Providing health care to an aging population and fluoride are likely to be issues in the upcoming Taranaki DHB elections.

Decisions about putting fluoride in the water are now made by councils, but the government has proposed moving the decision making to DHBs in the next couple of years.

However, Taranaki DHB chairwoman Pauline Lockett doesn’t want people to stand for the DHB just to change its stance on fluoride, she said.

“I would hope people would bring a far broader perspective than coming with one item they think they can change. Our role is ensuring good health outcomes for the community of Taranaki.”

Lockett was one of five board members who were appointed by the Minister of Health, as was deputy chairwoman Sally Webb who lives in Whakatane.

The other seven members were elected, but stood for Taranaki as a whole, not according to where they lived.

Voting papers will be issued between September 16 and 21 and voting ends on October 8.
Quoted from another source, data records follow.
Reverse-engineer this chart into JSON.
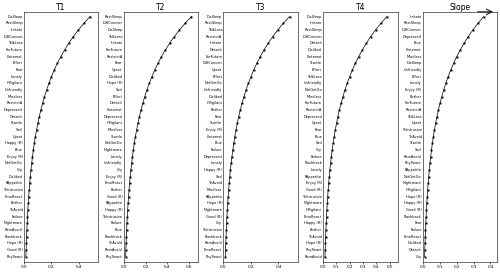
{
  "panels": [
    {
      "title": "T1",
      "labels": [
        "DisSleep",
        "RestSleep",
        "Irritate",
        "DiffConcen",
        "TalkLess",
        "ForFuture",
        "LInterest",
        "Effort",
        "Fear",
        "Lonely",
        "HVigilant",
        "Unfriendly",
        "Mindless",
        "RestrictA",
        "Depressed",
        "Detach",
        "Startle",
        "Sad",
        "Upset",
        "Happy (R)",
        "Blue",
        "Enjoy (R)",
        "NotGetGo",
        "Cry",
        "Disliked",
        "PAppetite",
        "ThIntrusive",
        "EmoReact",
        "Bother",
        "ThAvoid",
        "Failure",
        "Nightmare",
        "RemAvoid",
        "Flashback",
        "Hope (R)",
        "Good (R)",
        "PhyReact"
      ],
      "max_val": 0.48,
      "xlim": [
        0.0,
        0.54
      ],
      "xticks": [
        0.0,
        0.2,
        0.4
      ],
      "xtick_labels": [
        "0.0",
        "0.2",
        "0.4"
      ]
    },
    {
      "title": "T2",
      "labels": [
        "RestSleep",
        "DiffConcen",
        "DisSleep",
        "TalkLess",
        "Irritate",
        "ForFuture",
        "RestrictA",
        "Fear",
        "Upset",
        "Disliked",
        "Hope (R)",
        "Sad",
        "Effort",
        "Detach",
        "LInterest",
        "Depressed",
        "HVigilant",
        "Mindless",
        "Startle",
        "NotGetGo",
        "Nightmare",
        "Lonely",
        "Unfriendly",
        "Cry",
        "Enjoy (R)",
        "EmoReact",
        "Bother",
        "Good (R)",
        "PAppetite",
        "Happy (R)",
        "ThIntrusive",
        "Failure",
        "Blue",
        "Flashback",
        "ThAvoid",
        "RemAvoid",
        "PhyReact"
      ],
      "max_val": 0.62,
      "xlim": [
        0.0,
        0.68
      ],
      "xticks": [
        0.0,
        0.2,
        0.4,
        0.6
      ],
      "xtick_labels": [
        "0.0",
        "0.2",
        "0.4",
        "0.6"
      ]
    },
    {
      "title": "T3",
      "labels": [
        "DisSleep",
        "RestSleep",
        "TalkLess",
        "RestrictA",
        "Irritate",
        "Detach",
        "ForFuture",
        "DiffConcen",
        "Upset",
        "Effort",
        "NotGetGo",
        "Unfriendly",
        "Disliked",
        "HVigilant",
        "Bother",
        "Fear",
        "Startle",
        "Enjoy (R)",
        "LInterest",
        "Blue",
        "Failure",
        "Depressed",
        "Lonely",
        "Happy (R)",
        "Sad",
        "ThAvoid",
        "Mindless",
        "PAppetite",
        "Hope (R)",
        "Nightmare",
        "Good (R)",
        "Cry",
        "ThIntrusive",
        "Flashback",
        "RemAvoid",
        "EmoReact",
        "PhyReact"
      ],
      "max_val": 0.48,
      "xlim": [
        0.0,
        0.54
      ],
      "xticks": [
        0.0,
        0.2,
        0.4
      ],
      "xtick_labels": [
        "0.0",
        "0.2",
        "0.4"
      ]
    },
    {
      "title": "T4",
      "labels": [
        "DisSleep",
        "Irritate",
        "RestSleep",
        "DiffConcen",
        "Detach",
        "Disliked",
        "LInterest",
        "Startle",
        "Effort",
        "TalkLess",
        "Unfriendly",
        "NotGetGo",
        "Mindless",
        "ForFuture",
        "RestrictA",
        "Depressed",
        "Upset",
        "Fear",
        "Blue",
        "Sad",
        "Cry",
        "Failure",
        "Flashback",
        "Lonely",
        "PAppetite",
        "Enjoy (R)",
        "Good (R)",
        "ThIntrusive",
        "Nightmare",
        "HVigilant",
        "EmoReact",
        "Happy (R)",
        "Bother",
        "ThAvoid",
        "Hope (R)",
        "PhyReact",
        "RemAvoid"
      ],
      "max_val": 0.48,
      "xlim": [
        0.0,
        0.56
      ],
      "xticks": [
        0.0,
        0.1,
        0.2,
        0.3,
        0.4,
        0.5
      ],
      "xtick_labels": [
        "0.0",
        "0.1",
        "0.2",
        "0.3",
        "0.4",
        "0.5"
      ]
    },
    {
      "title": "Slope",
      "labels": [
        "Irritate",
        "RestSleep",
        "DiffConcen",
        "Depressed",
        "Blue",
        "LInterest",
        "Mindless",
        "DisSleep",
        "Unfriendly",
        "Effort",
        "Lonely",
        "Enjoy (R)",
        "Bother",
        "ForFuture",
        "RestrictA",
        "TalkLess",
        "Upset",
        "ThIntrusive",
        "ThAvoid",
        "Startle",
        "Sad",
        "RemAvoid",
        "PhyReact",
        "PAppetite",
        "NotGetGo",
        "Nightmare",
        "HVigilant",
        "Hope (R)",
        "Happy (R)",
        "Good (R)",
        "Flashback",
        "Fear",
        "Failure",
        "EmoReact",
        "Disliked",
        "Detach",
        "Cry"
      ],
      "max_val": 0.36,
      "xlim": [
        0.0,
        0.44
      ],
      "xticks": [
        0.0,
        0.1,
        0.2,
        0.3,
        0.4
      ],
      "xtick_labels": [
        "0.0",
        "0.1",
        "0.2",
        "0.3",
        "0.4"
      ]
    }
  ]
}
Hawera health advocate Jenny Nager, who was on the board for the 2007-2010 term, said it was important to elect people from across the province, even though technically those elected were supposed to represent the whole of Taranaki.
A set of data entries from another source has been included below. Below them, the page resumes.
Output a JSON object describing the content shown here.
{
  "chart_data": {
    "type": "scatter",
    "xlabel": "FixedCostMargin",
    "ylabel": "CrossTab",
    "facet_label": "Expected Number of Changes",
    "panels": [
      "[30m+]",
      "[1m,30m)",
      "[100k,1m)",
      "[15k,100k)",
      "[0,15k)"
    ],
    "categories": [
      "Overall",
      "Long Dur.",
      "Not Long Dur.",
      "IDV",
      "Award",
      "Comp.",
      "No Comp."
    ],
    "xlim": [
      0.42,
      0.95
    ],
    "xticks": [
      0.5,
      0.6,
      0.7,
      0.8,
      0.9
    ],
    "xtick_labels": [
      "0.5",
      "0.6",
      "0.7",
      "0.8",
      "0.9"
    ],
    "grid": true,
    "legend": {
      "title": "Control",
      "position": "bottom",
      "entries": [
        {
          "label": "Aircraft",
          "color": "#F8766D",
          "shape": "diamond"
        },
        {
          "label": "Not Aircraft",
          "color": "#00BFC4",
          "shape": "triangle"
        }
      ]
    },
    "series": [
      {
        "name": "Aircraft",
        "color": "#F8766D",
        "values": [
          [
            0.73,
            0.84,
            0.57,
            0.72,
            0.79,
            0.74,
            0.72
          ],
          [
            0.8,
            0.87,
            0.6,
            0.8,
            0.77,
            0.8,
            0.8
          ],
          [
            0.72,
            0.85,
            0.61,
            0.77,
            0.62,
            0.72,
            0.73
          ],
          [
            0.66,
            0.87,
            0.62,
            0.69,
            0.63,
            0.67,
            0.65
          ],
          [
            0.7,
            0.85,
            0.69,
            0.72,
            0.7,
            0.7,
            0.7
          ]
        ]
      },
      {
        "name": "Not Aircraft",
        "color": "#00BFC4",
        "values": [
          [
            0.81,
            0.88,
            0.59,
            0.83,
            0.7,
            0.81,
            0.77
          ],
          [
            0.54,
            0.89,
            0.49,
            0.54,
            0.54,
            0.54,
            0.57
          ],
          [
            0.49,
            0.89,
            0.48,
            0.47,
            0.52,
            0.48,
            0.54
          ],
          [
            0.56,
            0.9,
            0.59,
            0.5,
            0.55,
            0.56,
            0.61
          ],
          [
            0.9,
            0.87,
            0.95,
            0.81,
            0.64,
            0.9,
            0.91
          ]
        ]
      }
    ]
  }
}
“Otherwise they don’t know what is happening in the community.”

The health board needed a wide variety of people with different skills, she said.

“We do have an aging population. And the number of people at the lower socio economic end require more help. And Maori health is always an issue.”
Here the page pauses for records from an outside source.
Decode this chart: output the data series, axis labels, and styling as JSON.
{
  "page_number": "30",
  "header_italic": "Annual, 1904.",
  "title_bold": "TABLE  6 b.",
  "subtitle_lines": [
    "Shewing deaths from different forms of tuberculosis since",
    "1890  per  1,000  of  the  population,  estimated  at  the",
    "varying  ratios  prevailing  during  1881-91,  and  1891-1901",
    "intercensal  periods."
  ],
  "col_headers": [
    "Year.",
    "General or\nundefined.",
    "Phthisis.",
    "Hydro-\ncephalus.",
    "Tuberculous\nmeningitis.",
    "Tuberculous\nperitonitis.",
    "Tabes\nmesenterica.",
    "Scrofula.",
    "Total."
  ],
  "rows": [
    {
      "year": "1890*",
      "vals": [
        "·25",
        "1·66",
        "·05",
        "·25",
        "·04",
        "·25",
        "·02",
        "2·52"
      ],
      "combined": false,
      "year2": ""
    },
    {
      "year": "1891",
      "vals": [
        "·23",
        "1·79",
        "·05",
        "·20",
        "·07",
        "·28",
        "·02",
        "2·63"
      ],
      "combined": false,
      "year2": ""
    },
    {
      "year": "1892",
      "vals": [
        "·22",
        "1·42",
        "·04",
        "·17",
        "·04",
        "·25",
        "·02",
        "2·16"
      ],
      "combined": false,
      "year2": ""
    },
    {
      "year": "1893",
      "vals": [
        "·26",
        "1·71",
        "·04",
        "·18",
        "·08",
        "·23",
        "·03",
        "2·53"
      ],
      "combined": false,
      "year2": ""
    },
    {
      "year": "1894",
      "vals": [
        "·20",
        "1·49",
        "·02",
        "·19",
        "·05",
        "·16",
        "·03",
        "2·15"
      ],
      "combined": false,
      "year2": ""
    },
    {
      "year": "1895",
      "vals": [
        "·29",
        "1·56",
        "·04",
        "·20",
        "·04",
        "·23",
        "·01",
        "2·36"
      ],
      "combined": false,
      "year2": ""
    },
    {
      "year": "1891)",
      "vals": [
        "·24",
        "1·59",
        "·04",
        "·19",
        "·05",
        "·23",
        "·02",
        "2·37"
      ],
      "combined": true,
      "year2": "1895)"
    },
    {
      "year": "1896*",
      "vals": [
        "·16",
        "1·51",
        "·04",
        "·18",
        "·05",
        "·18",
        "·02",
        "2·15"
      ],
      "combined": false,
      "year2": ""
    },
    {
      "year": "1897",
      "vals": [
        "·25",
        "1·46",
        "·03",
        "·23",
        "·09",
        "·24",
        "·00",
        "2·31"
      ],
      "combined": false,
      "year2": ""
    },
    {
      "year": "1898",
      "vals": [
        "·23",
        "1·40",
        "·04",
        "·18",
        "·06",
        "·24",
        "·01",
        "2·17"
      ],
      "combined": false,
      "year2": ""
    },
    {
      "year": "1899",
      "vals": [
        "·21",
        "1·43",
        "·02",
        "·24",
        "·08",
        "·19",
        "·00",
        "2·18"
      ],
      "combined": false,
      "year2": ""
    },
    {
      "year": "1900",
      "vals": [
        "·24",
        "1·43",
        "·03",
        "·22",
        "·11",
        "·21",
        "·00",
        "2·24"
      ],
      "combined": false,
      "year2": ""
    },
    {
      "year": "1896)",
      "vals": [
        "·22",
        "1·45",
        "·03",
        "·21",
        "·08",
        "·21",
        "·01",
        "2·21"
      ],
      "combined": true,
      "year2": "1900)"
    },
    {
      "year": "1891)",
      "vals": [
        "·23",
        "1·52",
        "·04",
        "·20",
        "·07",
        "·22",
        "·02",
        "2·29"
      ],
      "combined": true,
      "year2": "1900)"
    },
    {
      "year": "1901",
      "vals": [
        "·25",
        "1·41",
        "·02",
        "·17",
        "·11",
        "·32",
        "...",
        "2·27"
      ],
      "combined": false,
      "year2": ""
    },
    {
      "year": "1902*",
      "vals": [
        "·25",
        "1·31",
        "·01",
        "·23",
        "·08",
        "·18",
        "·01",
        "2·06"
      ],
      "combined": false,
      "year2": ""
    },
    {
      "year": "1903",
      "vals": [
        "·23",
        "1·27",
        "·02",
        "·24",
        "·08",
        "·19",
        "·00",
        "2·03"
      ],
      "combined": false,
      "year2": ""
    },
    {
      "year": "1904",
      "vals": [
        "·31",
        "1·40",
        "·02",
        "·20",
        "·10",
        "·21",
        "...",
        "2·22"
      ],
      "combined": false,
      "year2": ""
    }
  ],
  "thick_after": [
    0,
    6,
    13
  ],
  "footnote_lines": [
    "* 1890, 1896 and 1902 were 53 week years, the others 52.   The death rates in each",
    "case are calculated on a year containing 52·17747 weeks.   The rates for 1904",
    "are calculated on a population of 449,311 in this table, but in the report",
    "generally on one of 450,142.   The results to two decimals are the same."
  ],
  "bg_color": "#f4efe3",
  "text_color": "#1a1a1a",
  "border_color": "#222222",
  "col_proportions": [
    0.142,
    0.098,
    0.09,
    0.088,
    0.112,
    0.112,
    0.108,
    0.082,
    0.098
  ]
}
Lockett said anyone thinking of standing for the DHB didn’t necessarily need to come from a medical background, but they needed to know what was going on in the community.

“It’s important to have an understanding of our community particularly those with high needs within the community. And a willingness to build health services as part of the wider social sector.”

Candidates would also need an understanding of DHB business, that it’s not just about the hospitals, she said.

“It’s actually the wider community investment we are making in health services as well. They need an appreciation of the needs of the community within that medical perspective.”

Grey Power health representative Agnes Lehrke said it was important for Taranaki to have good representation on “this very important board.”

“We want good representation on our behalf therefore it is a must to hear what each likely candidate will bring to meetings in representation of us. Consumers are at the forefront of today’s Health Strategy, therefore we need genuine consumer representation.”

Forget the qualifications and eloquent speakers, just seek enthusiastic consumer rights’ campaigners, she said.

“There are many issues very lacking in our health system that the right determined representatives can advocate for change and bring accomplishment for us.”